Schömig A, Fischer S, Kurz T, Richardt G, Schömig E
Circ Res. 1987 Feb;60(2):194-205. doi: 10.1161/01.res.60.2.194.
The release of endogenous noradrenaline and its deaminated metabolite dihydroxyphenylglycol in the myocardium have been studied in the isolated perfused heart of the rat subjected to three models of energy depletion: ischemia, anoxia, and cyanide intoxication. Anoxia and cyanide intoxication were combined with substrate deficiency at constant perfusion flow. All three energy-depleting procedures caused a similar overflow of noradrenaline which, following a constant delay of 10 minutes without increased release, amounted to more than 25% of total heart content within 40 minutes. This noradrenaline overflow was not diminished in the absence of extracellular calcium and was inhibited by the uptake1 blocker desipramine in all three experimental models, indicating a common and nonexocytotic release mechanism. In the presence of glucose, neither anoxia nor cyanide intoxication resulted in a measurable noradrenaline overflow. Conversely, blockade of glycolysis or glucose depletion prior to ischemia or cyanide poisoning accelerated the noradrenaline overflow, demonstrating a key role of the sympathetic nerve cells' energy status in causing nonexocytotic catecholamine release. Blockade of energy metabolism in the presence of oxygen (cyanide model) resulted in the overflow of high amounts of dihydroxyphenylglycol that was not inhibited by uptake1 blockade. The release of the lipophilic dihydroxyphenylglycol by diffusion reflects deamination of axoplasmic noradrenaline by monoamine oxidase. Since saturation of the enzyme could be excluded in this model dihydroxyphenylglycol release can be taken as a mirror of cytoplasmic noradrenaline concentration. The results obtained by these studies indicate that nonexocytotic catecholamine release is a two-step process induced by energy deficiency in the sympathetic varicosity. In a first step, noradrenaline is lost from storage vesicles, resulting in increasing axoplasmic concentrations. The second step is the rate-limiting transport of intracellular noradrenaline across the cell membrane by the uptake1 carrier that has reversed its normal net transport direction.

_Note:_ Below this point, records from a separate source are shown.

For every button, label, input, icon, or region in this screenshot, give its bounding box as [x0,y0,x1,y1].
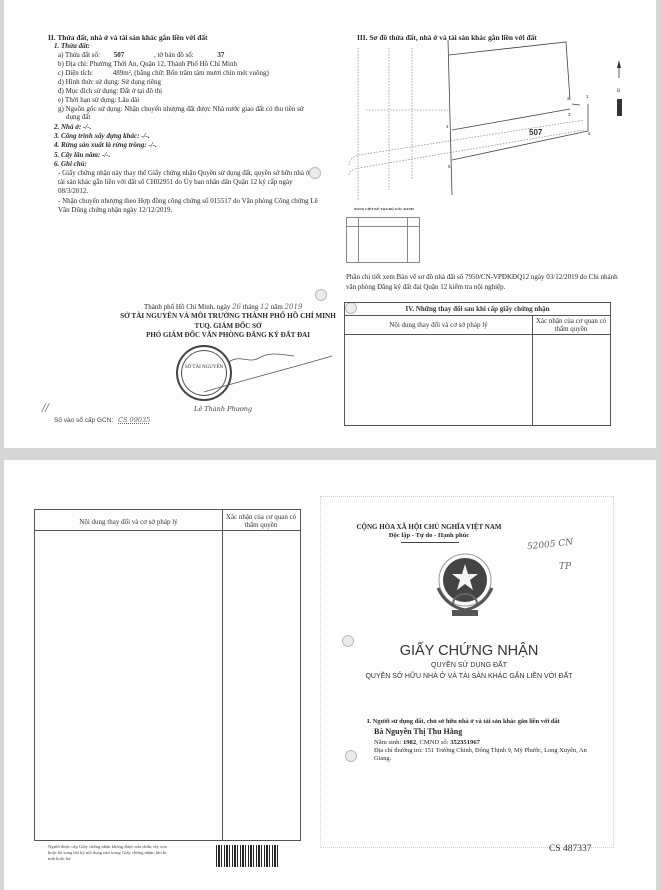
section-2-title: II. Thửa đất, nhà ở và tài sản khác gắn … [48,33,208,42]
signer-role-2: PHÓ GIÁM ĐỐC VĂN PHÒNG ĐĂNG KÝ ĐẤT ĐAI [113,331,343,340]
place-date-prefix: Thành phố Hồ Chí Minh, ngày [144,303,230,311]
parcel-number-row: a) Thửa đất số: 507 , tờ bản đồ số: 37 [58,51,224,60]
parcel-number: 507 [114,51,125,59]
national-emblem-icon [432,552,498,622]
usage-purpose: đ) Mục đích sử dụng: Đất ở tại đô thị [58,87,162,96]
north-label: B [617,89,621,94]
barcode-icon [216,845,280,867]
registry-row: Số vào sổ cấp GCN: CS 09035 [54,416,150,425]
sign-year: 2019 [285,303,303,311]
punch-hole-icon [309,167,321,179]
signer-role-1: TUQ. GIÁM ĐỐC SỞ [113,322,343,331]
month-label: tháng [243,303,259,311]
col-header-change-content: Nội dung thay đổi và cơ sở pháp lý [35,518,222,526]
svg-text:4: 4 [446,124,449,129]
parcel-label: 507 [529,128,543,137]
certificate-page-inner: II. Thửa đất, nhà ở và tài sản khác gắn … [4,0,656,448]
punch-hole-icon [345,750,357,762]
owner-address-1: Địa chỉ thường trú: 151 Trường Chinh, Đô… [374,746,587,755]
parcel-area-row: c) Diện tích: 489m², (bằng chữ: Bốn trăm… [58,69,269,78]
map-label: , tờ bản đồ số: [154,51,194,59]
owner-section-title: I. Người sử dụng đất, chủ sở hữu nhà ở v… [367,717,560,726]
usage-origin-2: dụng đất [66,113,90,122]
note-2: - Nhận chuyển nhượng theo Hợp đồng công … [58,197,323,215]
certificate-subtitle-1: QUYỀN SỬ DỤNG ĐẤT [344,662,594,669]
year-label: năm [271,303,283,311]
sign-day: 26 [232,303,241,311]
handwritten-note-2: TP [559,562,571,572]
cover-frame [320,496,614,848]
svg-text:5: 5 [448,164,451,169]
registry-label: Số vào sổ cấp GCN: [54,417,113,424]
certificate-page-cover: Nội dung thay đổi và cơ sở pháp lý Xác n… [4,460,656,890]
svg-text:6: 6 [588,131,591,136]
owner-address-2: Giang. [374,754,391,763]
owner-name: Bà Nguyễn Thị Thu Hằng [374,727,462,736]
other-construction-row: 3. Công trình xây dựng khác: -/-. [54,132,150,141]
area-value: 489m², (bằng chữ: Bốn trăm tám mươi chín… [113,69,269,77]
parcel-label: a) Thửa đất số: [58,51,100,59]
coordinate-table [346,217,420,263]
svg-text:1: 1 [586,94,589,99]
notes-heading: 6. Ghi chú: [54,160,87,169]
footer-warning: Người được cấp Giấy chứng nhận không đượ… [48,844,174,862]
col-header-change-content: Nội dung thay đổi và cơ sở pháp lý [345,321,532,329]
usage-origin-1: g) Nguồn gốc sử dụng: Nhận chuyển nhượng… [58,105,304,114]
changes-table: IV. Những thay đổi sau khi cấp giấy chứn… [344,302,611,426]
id-number: 352351967 [450,739,480,746]
certificate-title: GIẤY CHỨNG NHẬN [344,643,594,659]
sign-month: 12 [260,303,269,311]
perennial-row: 5. Cây lâu năm: -/-. [54,151,110,160]
area-label: c) Diện tích: [58,69,93,77]
usage-term: e) Thời hạn sử dụng: Lâu dài [58,96,139,105]
col-header-authority: Xác nhận của cơ quan có thẩm quyền [223,513,299,529]
certificate-subtitle-2: QUYỀN SỞ HỮU NHÀ Ở VÀ TÀI SẢN KHÁC GẮN L… [344,673,594,680]
section-4-title: IV. Những thay đổi sau khi cấp giấy chứn… [345,305,610,313]
issuing-org: SỞ TÀI NGUYÊN VÀ MÔI TRƯỜNG THÀNH PHỐ HỒ… [113,312,343,321]
sign-place-date: Thành phố Hồ Chí Minh, ngày 26 tháng 12 … [144,303,302,312]
signature-stroke-icon [184,350,334,400]
parcel-map-diagram: 507 123 456 B [344,40,644,200]
changes-table-continued: Nội dung thay đổi và cơ sở pháp lý Xác n… [34,509,301,841]
note-1: - Giấy chứng nhận này thay thế Giấy chứn… [58,169,323,197]
national-motto: Độc lập - Tự do - Hạnh phúc [334,532,524,539]
col-header-authority: Xác nhận của cơ quan có thẩm quyền [533,317,609,333]
serial-number: CS 487337 [549,844,592,854]
land-parcel-heading: 1. Thửa đất: [54,42,90,51]
punch-hole-icon [315,289,327,301]
svg-text:3: 3 [568,112,571,117]
detail-drawing-note: Phần chi tiết xem Bản vẽ sơ đồ nhà đất s… [346,273,626,292]
signer-name: Lê Thành Phương [194,405,252,413]
birth-year: 1982 [403,739,416,746]
house-row: 2. Nhà ở: -/-. [54,123,91,132]
national-title: CỘNG HÒA XÃ HỘI CHỦ NGHĨA VIỆT NAM [334,523,524,531]
initials-mark-icon: // [42,403,49,414]
usage-form: d) Hình thức sử dụng: Sử dụng riêng [58,78,161,87]
forest-row: 4. Rừng sản xuất là rừng trồng: -/-. [54,141,157,150]
registry-value: CS 09035 [118,416,150,424]
motto-underline [401,542,459,543]
map-number: 37 [217,51,224,59]
coord-table-title: BẢNG LIỆT KÊ TỌA ĐỘ GÓC RANH [346,207,422,211]
parcel-address: b) Địa chỉ: Phường Thới An, Quận 12, Thà… [58,60,237,69]
id-label: , CMND số: [416,739,448,746]
birth-label: Năm sinh: [374,739,401,746]
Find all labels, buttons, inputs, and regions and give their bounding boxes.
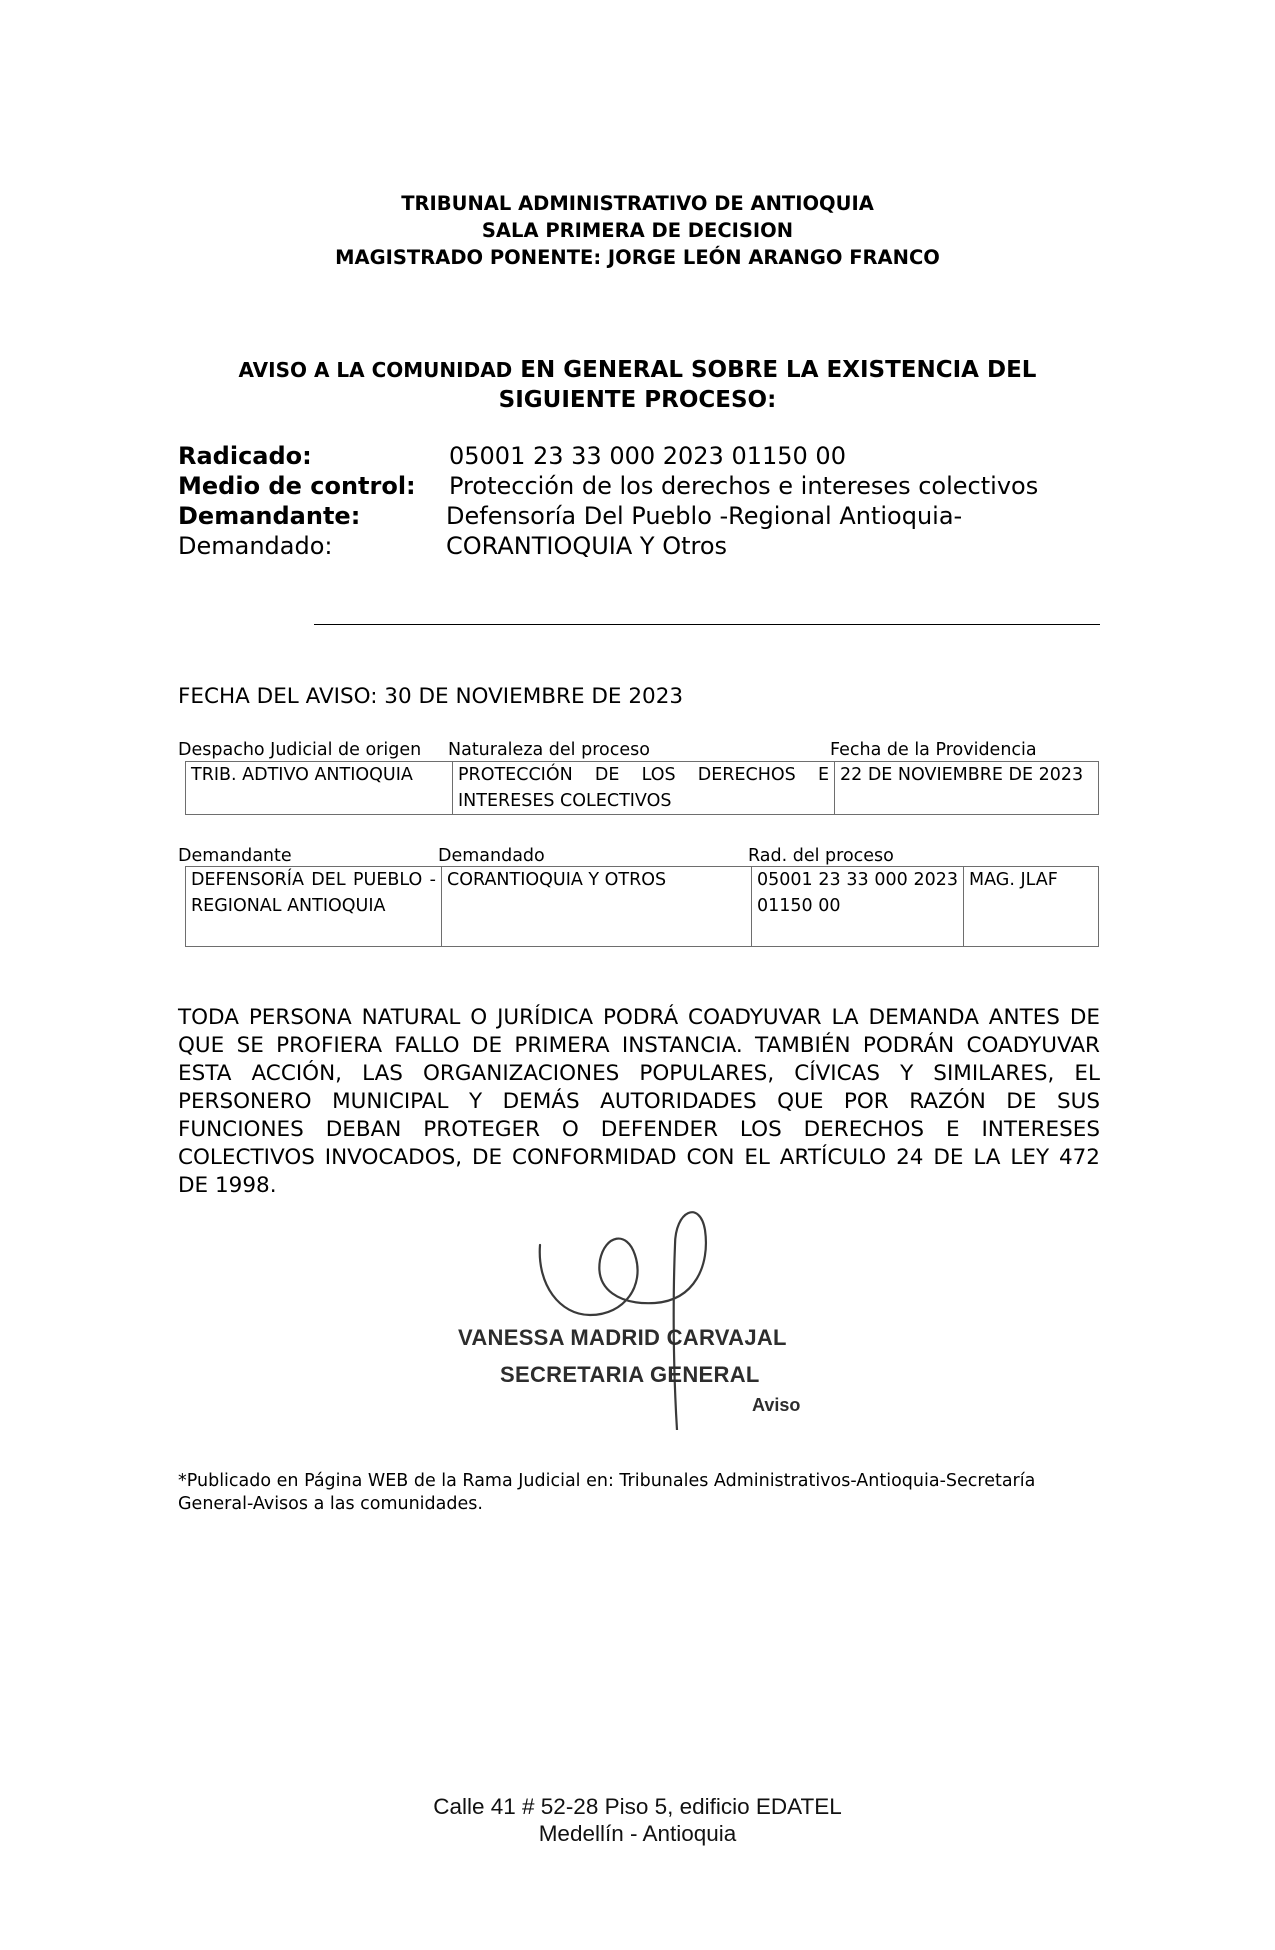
notice-date: FECHA DEL AVISO: 30 DE NOVIEMBRE DE 2023 — [178, 683, 683, 711]
court-header: TRIBUNAL ADMINISTRATIVO DE ANTIOQUIA SAL… — [0, 190, 1275, 271]
case-fields: Radicado: 05001 23 33 000 2023 01150 00 … — [178, 441, 1038, 561]
chamber-name: SALA PRIMERA DE DECISION — [0, 217, 1275, 244]
table1-header-naturaleza: Naturaleza del proceso — [448, 739, 650, 761]
notice-title-part2: EN GENERAL SOBRE LA EXISTENCIA DEL — [512, 357, 1036, 383]
field-value: Protección de los derechos e intereses c… — [449, 471, 1038, 501]
table2-header-demandado: Demandado — [438, 845, 545, 867]
table-row: TRIB. ADTIVO ANTIOQUIA PROTECCIÓN DE LOS… — [186, 762, 1099, 815]
signer-role: SECRETARIA GENERAL — [500, 1362, 760, 1388]
field-label: Demandado: — [178, 531, 446, 561]
legal-paragraph: TODA PERSONA NATURAL O JURÍDICA PODRÁ CO… — [178, 1004, 1100, 1200]
cell-demandado: CORANTIOQUIA Y OTROS — [442, 867, 752, 947]
cell-despacho: TRIB. ADTIVO ANTIOQUIA — [186, 762, 453, 815]
field-value: 05001 23 33 000 2023 01150 00 — [449, 441, 846, 471]
field-label: Radicado: — [178, 441, 446, 471]
notice-title: AVISO A LA COMUNIDAD EN GENERAL SOBRE LA… — [0, 355, 1275, 415]
signature-tag: Aviso — [752, 1395, 800, 1416]
notice-title-part1: AVISO A LA COMUNIDAD — [239, 358, 513, 382]
signer-name: VANESSA MADRID CARVAJAL — [458, 1325, 787, 1351]
table-row: DEFENSORÍA DEL PUEBLO -REGIONAL ANTIOQUI… — [186, 867, 1099, 947]
field-label: Medio de control: — [178, 471, 449, 501]
table2-header-demandante: Demandante — [178, 845, 292, 867]
footer-street: Calle 41 # 52-28 Piso 5, edificio EDATEL — [0, 1793, 1275, 1820]
magistrate-line: MAGISTRADO PONENTE: JORGE LEÓN ARANGO FR… — [0, 244, 1275, 271]
field-radicado: Radicado: 05001 23 33 000 2023 01150 00 — [178, 441, 1038, 471]
field-label: Demandante: — [178, 501, 446, 531]
notice-title-line2: SIGUIENTE PROCESO: — [0, 385, 1275, 415]
table-process-info: TRIB. ADTIVO ANTIOQUIA PROTECCIÓN DE LOS… — [185, 761, 1099, 815]
field-demandado: Demandado: CORANTIOQUIA Y Otros — [178, 531, 1038, 561]
cell-radicado: 05001 23 33 000 2023 01150 00 — [752, 867, 964, 947]
field-value: Defensoría Del Pueblo -Regional Antioqui… — [446, 501, 962, 531]
footer-city: Medellín - Antioquia — [0, 1820, 1275, 1847]
cell-fecha-providencia: 22 DE NOVIEMBRE DE 2023 — [835, 762, 1099, 815]
table1-header-despacho: Despacho Judicial de origen — [178, 739, 421, 761]
publication-note: *Publicado en Página WEB de la Rama Judi… — [178, 1470, 1108, 1516]
cell-demandante: DEFENSORÍA DEL PUEBLO -REGIONAL ANTIOQUI… — [186, 867, 442, 947]
table1-header-fecha: Fecha de la Providencia — [830, 739, 1037, 761]
cell-naturaleza: PROTECCIÓN DE LOS DERECHOS E INTERESES C… — [453, 762, 835, 815]
field-value: CORANTIOQUIA Y Otros — [446, 531, 727, 561]
footer-address: Calle 41 # 52-28 Piso 5, edificio EDATEL… — [0, 1793, 1275, 1847]
table2-header-radicado: Rad. del proceso — [748, 845, 894, 867]
court-name: TRIBUNAL ADMINISTRATIVO DE ANTIOQUIA — [0, 190, 1275, 217]
cell-magistrado: MAG. JLAF — [964, 867, 1099, 947]
divider-line — [314, 624, 1100, 625]
field-medio-control: Medio de control: Protección de los dere… — [178, 471, 1038, 501]
field-demandante: Demandante: Defensoría Del Pueblo -Regio… — [178, 501, 1038, 531]
table-parties: DEFENSORÍA DEL PUEBLO -REGIONAL ANTIOQUI… — [185, 866, 1099, 947]
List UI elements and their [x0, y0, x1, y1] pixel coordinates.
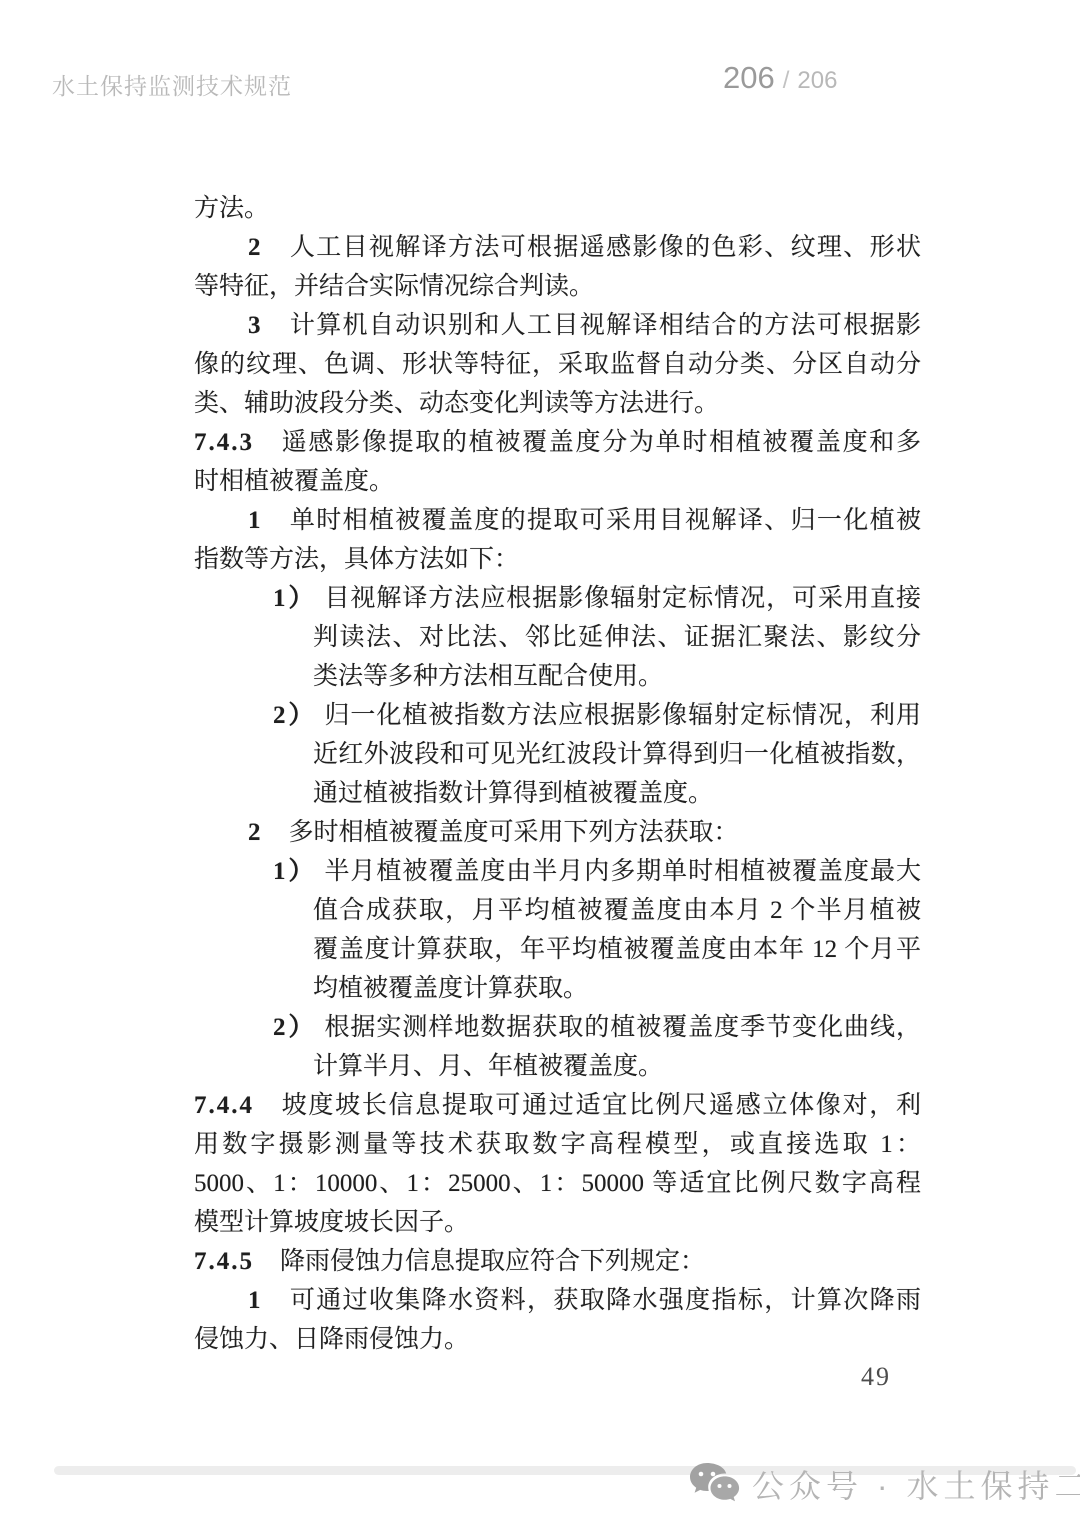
text-line: 3计算机自动识别和人工目视解译相结合的方法可根据影	[194, 306, 921, 345]
text-line: 1）半月植被覆盖度由半月内多期单时相植被覆盖度最大	[194, 852, 921, 891]
line-text: 指数等方法，具体方法如下：	[194, 546, 519, 573]
clause-number: 7.4.3	[194, 429, 254, 456]
text-line: 时相植被覆盖度。	[194, 462, 921, 501]
line-text: 均植被覆盖度计算获取。	[313, 975, 588, 1002]
clause-number: 1）	[273, 858, 316, 885]
text-line: 1单时相植被覆盖度的提取可采用目视解译、归一化植被	[194, 501, 921, 540]
text-line: 通过植被指数计算得到植被覆盖度。	[194, 774, 921, 813]
line-text: 类、辅助波段分类、动态变化判读等方法进行。	[194, 390, 719, 417]
line-text: 类法等多种方法相互配合使用。	[313, 663, 663, 690]
document-page: 水土保持监测技术规范 206 / 206 方法。2人工目视解译方法可根据遥感影像…	[0, 0, 1080, 1527]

在大鼠离体灌流心脏中,研究了内源性去甲肾上腺素及其脱氨基代谢产物二羟基苯乙二醇在三种能量耗竭模型(缺血、缺氧和氰化物中毒)下心肌中的释放情况。缺氧和氰化物中毒在恒定灌流流量下与底物缺乏同时发生。所有三种能量耗竭程序均导致去甲肾上腺素类似的溢出,在无释放增加的情况下经过10分钟的恒定延迟后,40分钟内去甲肾上腺素溢出量超过心脏总含量的25%。在无细胞外钙的情况下,这种去甲肾上腺素溢出并未减少,并且在所有三个实验模型中均被摄取1阻滞剂地昔帕明抑制,表明存在共同的非胞吐释放机制。在有葡萄糖存在的情况下,缺氧和氰化物中毒均未导致可测量的去甲肾上腺素溢出。相反,在缺血或氰化物中毒之前阻断糖酵解或耗尽葡萄糖会加速去甲肾上腺素溢出,表明交感神经细胞的能量状态在引起非胞吐性儿茶酚胺释放中起关键作用。在有氧存在的情况下阻断能量代谢(氰化物模型)导致大量二羟基苯乙二醇溢出,该溢出不受摄取1阻断的抑制。亲脂性二羟基苯乙二醇通过扩散释放反映了轴浆中去甲肾上腺素被单胺氧化酶脱氨基。由于在该模型中可以排除酶的饱和,二羟基苯乙二醇释放可被视为细胞质去甲肾上腺素浓度的反映。这些研究获得的结果表明,非胞吐性儿茶酚胺释放是交感神经末梢能量缺乏诱导的两步过程。第一步,去甲肾上腺素从储存囊泡中丢失,导致轴浆浓度增加。第二步是细胞内去甲肾上腺素通过摄取1载体跨细胞膜的限速转运,摄取1载体已逆转其正常的净转运方向。